Solution concentration is crucial in chemical reactions and laboratory processes. It helps in determining the right proportions of substances involved in reactions and ensures consistent results. Maintaining a specific concentration is necessary to get the expected outcomes in experiments.

Evaporation effects on concentration

Evaporation is a process in which a liquid turns into vapor, and it has a significant impact on the concentration of a solution. When a solution is left uncovered, the solvent (usually water in aqueous solutions) can evaporate.
While the solvent decreases due to evaporation, the amount of solute remains the same. This leads to an increase in the concentration of the solution because the same amount of solute is now present in a smaller volume. The mathematical representation is:

• $C=\frac{n}{V}$

where $n$ is unchanged, but $V$ decreases, causing $C$ (concentration) to increase.
This principle is important in practical applications where solvents can naturally evaporate over time. In such cases, the concentration of the solution will become stronger unless adjustments are made to bring it back to the desired level by adding more solvent.

Moles of solute calculation

Calculating the moles of solute is fundamental when dealing with solutions of different concentrations. Moles are a measure of the number of particles in a substance.

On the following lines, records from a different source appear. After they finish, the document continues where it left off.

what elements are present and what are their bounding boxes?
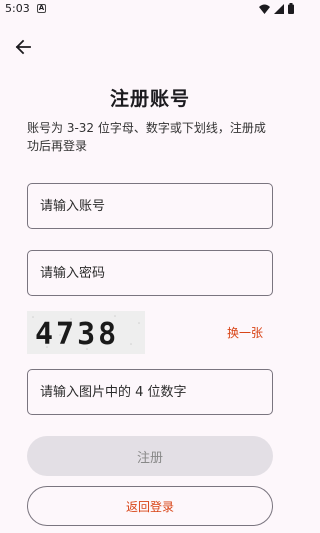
account-field[interactable] [27,183,273,229]
refresh-captcha-link[interactable]: 换一张 [227,324,263,341]
back-to-login-button[interactable]: 返回登录 [27,486,273,526]
signal-icon [274,3,284,14]
captcha-input[interactable] [28,370,272,414]
captcha-code: 4738 [35,317,119,352]
password-input[interactable] [28,251,272,295]
arrow-back-icon [15,39,31,55]
password-field[interactable] [27,250,273,296]
status-icons [259,3,294,14]
status-bar: 5:03 A [0,0,300,18]
battery-icon [288,3,294,14]
captcha-image[interactable]: 4738 [27,311,145,354]
notification-icon: A [37,4,46,13]
back-button[interactable] [10,34,36,60]
captcha-field[interactable] [27,369,273,415]
description-text: 账号为 3-32 位字母、数字或下划线，注册成功后再登录 [27,121,266,153]
status-time: 5:03 [5,2,30,15]
register-button[interactable]: 注册 [27,436,273,476]
wifi-icon [259,4,270,14]
page-title: 注册账号 [109,88,190,110]
account-input[interactable] [28,184,272,228]
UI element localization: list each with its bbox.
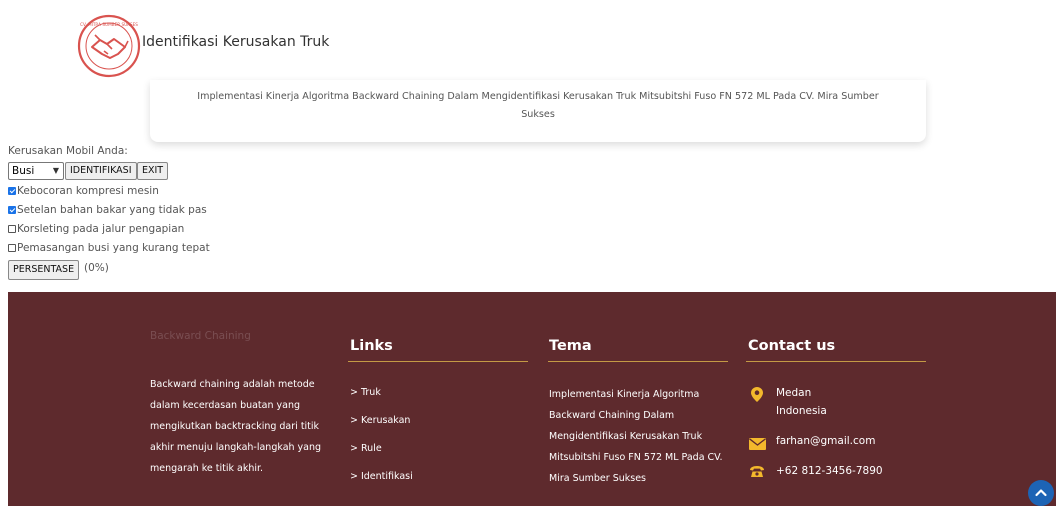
checkbox-checked[interactable] — [8, 187, 16, 195]
tema-divider — [548, 361, 728, 362]
brand-title[interactable]: Identifikasi Kerusakan Truk — [142, 34, 329, 50]
identify-button[interactable]: IDENTIFIKASI — [65, 162, 137, 180]
checkbox-unchecked[interactable] — [8, 225, 16, 233]
envelope-icon — [749, 438, 766, 450]
location-pin-icon — [751, 387, 763, 402]
damage-select[interactable]: Busi ▼ — [8, 162, 64, 180]
contact-phone: +62 812-3456-7890 — [776, 465, 883, 477]
footer-link-truk[interactable]: > Truk — [350, 387, 381, 398]
footer-link-rule[interactable]: > Rule — [350, 443, 382, 454]
title-banner: Implementasi Kinerja Algoritma Backward … — [150, 80, 926, 142]
footer: Backward Chaining Backward chaining adal… — [8, 292, 1056, 506]
links-divider — [348, 361, 528, 362]
contact-email[interactable]: farhan@gmail.com — [776, 435, 875, 447]
select-value: Busi — [12, 165, 35, 177]
banner-text: Implementasi Kinerja Algoritma Backward … — [197, 91, 879, 120]
symptom-option[interactable]: Korsleting pada jalur pengapian — [8, 222, 184, 236]
symptom-option[interactable]: Kebocoran kompresi mesin — [8, 184, 159, 198]
about-title: Backward Chaining — [150, 330, 251, 342]
footer-link-kerusakan[interactable]: > Kerusakan — [350, 415, 410, 426]
chevron-down-icon: ▼ — [52, 166, 59, 175]
chevron-up-icon — [1035, 489, 1047, 497]
tema-text: Implementasi Kinerja Algoritma Backward … — [549, 389, 723, 484]
symptom-label: Korsleting pada jalur pengapian — [17, 223, 185, 235]
logo-ring-text: CV. MITRA SUMBER SUKSES — [80, 22, 138, 27]
contact-country: Indonesia — [776, 405, 827, 417]
checkbox-unchecked[interactable] — [8, 244, 16, 252]
company-logo: CV. MITRA SUMBER SUKSES — [76, 13, 142, 79]
damage-label: Kerusakan Mobil Anda: — [8, 145, 128, 157]
about-text: Backward chaining adalah metode dalam ke… — [150, 379, 322, 474]
contact-city: Medan — [776, 387, 812, 399]
symptom-label: Kebocoran kompresi mesin — [17, 185, 159, 197]
phone-icon — [750, 466, 764, 477]
exit-button[interactable]: EXIT — [137, 162, 169, 180]
symptom-label: Setelan bahan bakar yang tidak pas — [17, 204, 207, 216]
scroll-to-top-button[interactable] — [1028, 480, 1054, 506]
symptom-option[interactable]: Setelan bahan bakar yang tidak pas — [8, 203, 207, 217]
contact-heading: Contact us — [748, 338, 836, 354]
handshake-logo-icon: CV. MITRA SUMBER SUKSES — [77, 14, 141, 78]
tema-heading: Tema — [549, 338, 592, 354]
links-heading: Links — [350, 338, 393, 354]
symptom-option[interactable]: Pemasangan busi yang kurang tepat — [8, 241, 210, 255]
contact-divider — [746, 361, 926, 362]
checkbox-checked[interactable] — [8, 206, 16, 214]
percent-value: (0%) — [84, 262, 109, 274]
percent-button[interactable]: PERSENTASE — [8, 260, 80, 280]
footer-link-identifikasi[interactable]: > Identifikasi — [350, 471, 413, 482]
symptom-label: Pemasangan busi yang kurang tepat — [17, 242, 210, 254]
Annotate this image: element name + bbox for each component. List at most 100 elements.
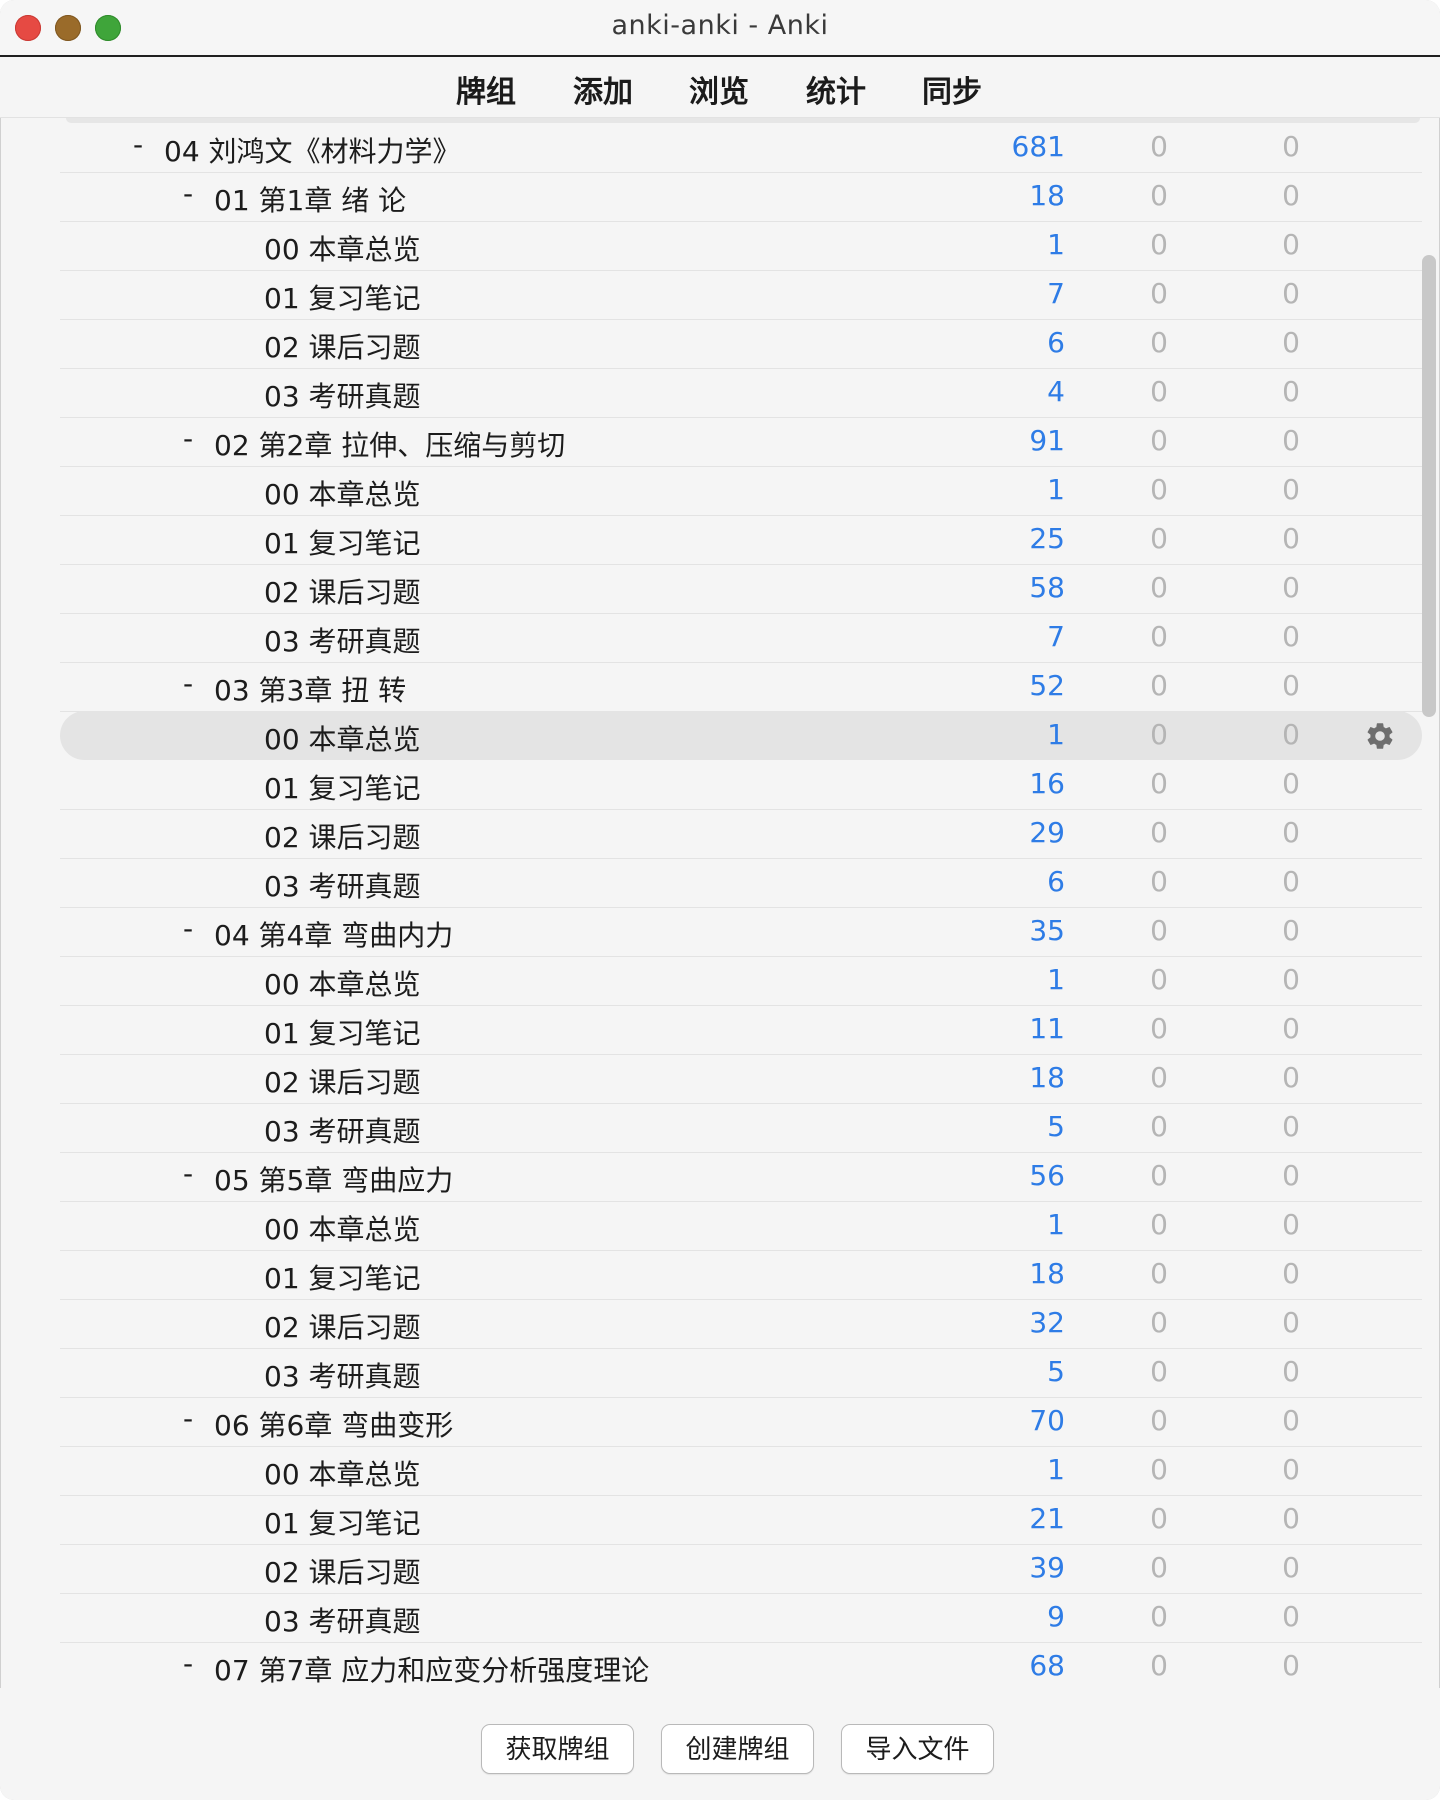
deck-row[interactable]: 02 课后习题 6 0 0 bbox=[60, 319, 1422, 369]
deck-row[interactable]: 02 课后习题 39 0 0 bbox=[60, 1544, 1422, 1594]
deck-name[interactable]: 00 本章总览 bbox=[264, 228, 421, 268]
deck-name[interactable]: 01 复习笔记 bbox=[264, 522, 421, 562]
deck-name[interactable]: 01 第1章 绪 论 bbox=[214, 179, 406, 219]
collapse-toggle[interactable]: - bbox=[183, 1157, 193, 1190]
learn-count: 0 bbox=[1150, 326, 1168, 359]
due-count: 0 bbox=[1282, 1502, 1300, 1535]
deck-name[interactable]: 03 考研真题 bbox=[264, 865, 421, 905]
deck-name[interactable]: 00 本章总览 bbox=[264, 1453, 421, 1493]
deck-row[interactable]: 00 本章总览 1 0 0 bbox=[60, 1446, 1422, 1496]
collapse-toggle[interactable]: - bbox=[183, 912, 193, 945]
deck-row[interactable]: 03 考研真题 5 0 0 bbox=[60, 1103, 1422, 1153]
learn-count: 0 bbox=[1150, 130, 1168, 163]
deck-row[interactable]: 03 考研真题 4 0 0 bbox=[60, 368, 1422, 418]
new-count: 16 bbox=[1029, 767, 1065, 800]
deck-name[interactable]: 00 本章总览 bbox=[264, 718, 421, 758]
deck-name[interactable]: 03 考研真题 bbox=[264, 1355, 421, 1395]
collapse-toggle[interactable]: - bbox=[183, 667, 193, 700]
deck-row[interactable]: 01 复习笔记 18 0 0 bbox=[60, 1250, 1422, 1300]
deck-row[interactable]: 02 课后习题 18 0 0 bbox=[60, 1054, 1422, 1104]
deck-name[interactable]: 03 考研真题 bbox=[264, 1600, 421, 1640]
deck-name[interactable]: 03 考研真题 bbox=[264, 375, 421, 415]
deck-name[interactable]: 02 课后习题 bbox=[264, 1061, 421, 1101]
deck-row[interactable]: -04 刘鸿文《材料力学》 681 0 0 bbox=[60, 123, 1422, 173]
deck-name[interactable]: 02 课后习题 bbox=[264, 326, 421, 366]
deck-row[interactable]: 01 复习笔记 16 0 0 bbox=[60, 760, 1422, 810]
deck-row[interactable]: -03 第3章 扭 转 52 0 0 bbox=[60, 662, 1422, 712]
deck-row[interactable]: 00 本章总览 1 0 0 bbox=[60, 711, 1422, 760]
toolbar-stats[interactable]: 统计 bbox=[806, 67, 866, 111]
deck-name[interactable]: 00 本章总览 bbox=[264, 473, 421, 513]
due-count: 0 bbox=[1282, 914, 1300, 947]
deck-row[interactable]: 01 复习笔记 21 0 0 bbox=[60, 1495, 1422, 1545]
collapse-toggle[interactable]: - bbox=[183, 1402, 193, 1435]
learn-count: 0 bbox=[1150, 865, 1168, 898]
gear-icon[interactable] bbox=[1364, 720, 1396, 752]
collapse-toggle[interactable]: - bbox=[183, 1647, 193, 1680]
learn-count: 0 bbox=[1150, 522, 1168, 555]
deck-row[interactable]: 03 考研真题 5 0 0 bbox=[60, 1348, 1422, 1398]
new-count: 29 bbox=[1029, 816, 1065, 849]
deck-row[interactable]: -04 第4章 弯曲内力 35 0 0 bbox=[60, 907, 1422, 957]
deck-name[interactable]: 02 课后习题 bbox=[264, 816, 421, 856]
toolbar-browse[interactable]: 浏览 bbox=[689, 67, 749, 111]
new-count: 5 bbox=[1047, 1355, 1065, 1388]
deck-name[interactable]: 01 复习笔记 bbox=[264, 1257, 421, 1297]
deck-name[interactable]: 00 本章总览 bbox=[264, 963, 421, 1003]
learn-count: 0 bbox=[1150, 1012, 1168, 1045]
import-file-button[interactable]: 导入文件 bbox=[841, 1724, 994, 1774]
deck-row[interactable]: 02 课后习题 58 0 0 bbox=[60, 564, 1422, 614]
deck-row[interactable]: 03 考研真题 7 0 0 bbox=[60, 613, 1422, 663]
deck-row[interactable]: 01 复习笔记 25 0 0 bbox=[60, 515, 1422, 565]
learn-count: 0 bbox=[1150, 473, 1168, 506]
deck-row[interactable]: 03 考研真题 9 0 0 bbox=[60, 1593, 1422, 1643]
deck-list-scrollbar[interactable] bbox=[1422, 255, 1436, 717]
create-deck-button[interactable]: 创建牌组 bbox=[661, 1724, 814, 1774]
learn-count: 0 bbox=[1150, 1600, 1168, 1633]
deck-name[interactable]: 02 课后习题 bbox=[264, 571, 421, 611]
toolbar-sync[interactable]: 同步 bbox=[922, 67, 982, 111]
deck-row[interactable]: 02 课后习题 29 0 0 bbox=[60, 809, 1422, 859]
new-count: 7 bbox=[1047, 620, 1065, 653]
deck-row[interactable]: -06 第6章 弯曲变形 70 0 0 bbox=[60, 1397, 1422, 1447]
deck-row[interactable]: -05 第5章 弯曲应力 56 0 0 bbox=[60, 1152, 1422, 1202]
deck-name[interactable]: 03 考研真题 bbox=[264, 620, 421, 660]
get-shared-decks-button[interactable]: 获取牌组 bbox=[481, 1724, 634, 1774]
deck-row[interactable]: 00 本章总览 1 0 0 bbox=[60, 466, 1422, 516]
deck-name[interactable]: 02 课后习题 bbox=[264, 1551, 421, 1591]
deck-row[interactable]: 00 本章总览 1 0 0 bbox=[60, 956, 1422, 1006]
deck-row[interactable]: 01 复习笔记 7 0 0 bbox=[60, 270, 1422, 320]
deck-name[interactable]: 01 复习笔记 bbox=[264, 767, 421, 807]
deck-name[interactable]: 02 第2章 拉伸、压缩与剪切 bbox=[214, 424, 565, 464]
deck-name[interactable]: 00 本章总览 bbox=[264, 1208, 421, 1248]
deck-row[interactable]: 01 复习笔记 11 0 0 bbox=[60, 1005, 1422, 1055]
deck-name[interactable]: 03 考研真题 bbox=[264, 1110, 421, 1150]
deck-row[interactable]: 03 考研真题 6 0 0 bbox=[60, 858, 1422, 908]
deck-row[interactable]: -02 第2章 拉伸、压缩与剪切 91 0 0 bbox=[60, 417, 1422, 467]
collapse-toggle[interactable]: - bbox=[183, 177, 193, 210]
deck-name[interactable]: 06 第6章 弯曲变形 bbox=[214, 1404, 453, 1444]
deck-name[interactable]: 01 复习笔记 bbox=[264, 1012, 421, 1052]
new-count: 5 bbox=[1047, 1110, 1065, 1143]
deck-name[interactable]: 01 复习笔记 bbox=[264, 277, 421, 317]
learn-count: 0 bbox=[1150, 1208, 1168, 1241]
deck-name[interactable]: 02 课后习题 bbox=[264, 1306, 421, 1346]
learn-count: 0 bbox=[1150, 1502, 1168, 1535]
deck-name[interactable]: 04 刘鸿文《材料力学》 bbox=[164, 130, 461, 170]
collapse-toggle[interactable]: - bbox=[133, 128, 143, 161]
deck-row[interactable]: -01 第1章 绪 论 18 0 0 bbox=[60, 172, 1422, 222]
deck-name[interactable]: 01 复习笔记 bbox=[264, 1502, 421, 1542]
deck-name[interactable]: 03 第3章 扭 转 bbox=[214, 669, 406, 709]
collapse-toggle[interactable]: - bbox=[183, 422, 193, 455]
deck-name[interactable]: 07 第7章 应力和应变分析强度理论 bbox=[214, 1649, 649, 1688]
deck-row[interactable]: 02 课后习题 32 0 0 bbox=[60, 1299, 1422, 1349]
deck-row[interactable]: 00 本章总览 1 0 0 bbox=[60, 1201, 1422, 1251]
toolbar-decks[interactable]: 牌组 bbox=[456, 67, 516, 111]
deck-row[interactable]: -07 第7章 应力和应变分析强度理论 68 0 0 bbox=[60, 1642, 1422, 1688]
deck-name[interactable]: 05 第5章 弯曲应力 bbox=[214, 1159, 453, 1199]
deck-row[interactable]: 00 本章总览 1 0 0 bbox=[60, 221, 1422, 271]
deck-name[interactable]: 04 第4章 弯曲内力 bbox=[214, 914, 453, 954]
due-count: 0 bbox=[1282, 767, 1300, 800]
due-count: 0 bbox=[1282, 1208, 1300, 1241]
toolbar-add[interactable]: 添加 bbox=[573, 67, 633, 111]
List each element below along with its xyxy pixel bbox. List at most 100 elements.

To find out how many moles are present in a solution, we use the equation:

• $n=M\times V$

where $n$ is the number of moles, $M$ is the molarity, and $V$ is the volume of the solution in liters.
In cases where the concentration changes, it is possible to determine how the moles relate by comparing the initial and final conditions. In the exercise provided:
a 0.50 M solution with a known mass of solute (4.5 g) had its moles derived. This was then used to find the mass in a 2.50 M solution of the same volume through the relation:

• $\frac{n_{final}}{n_{initial}}=\frac{2.50M}{0.50M}$

allowing for the calculation of a new mass based on increased concentration, demonstrating how moles can be utilized to track changes in solution properties.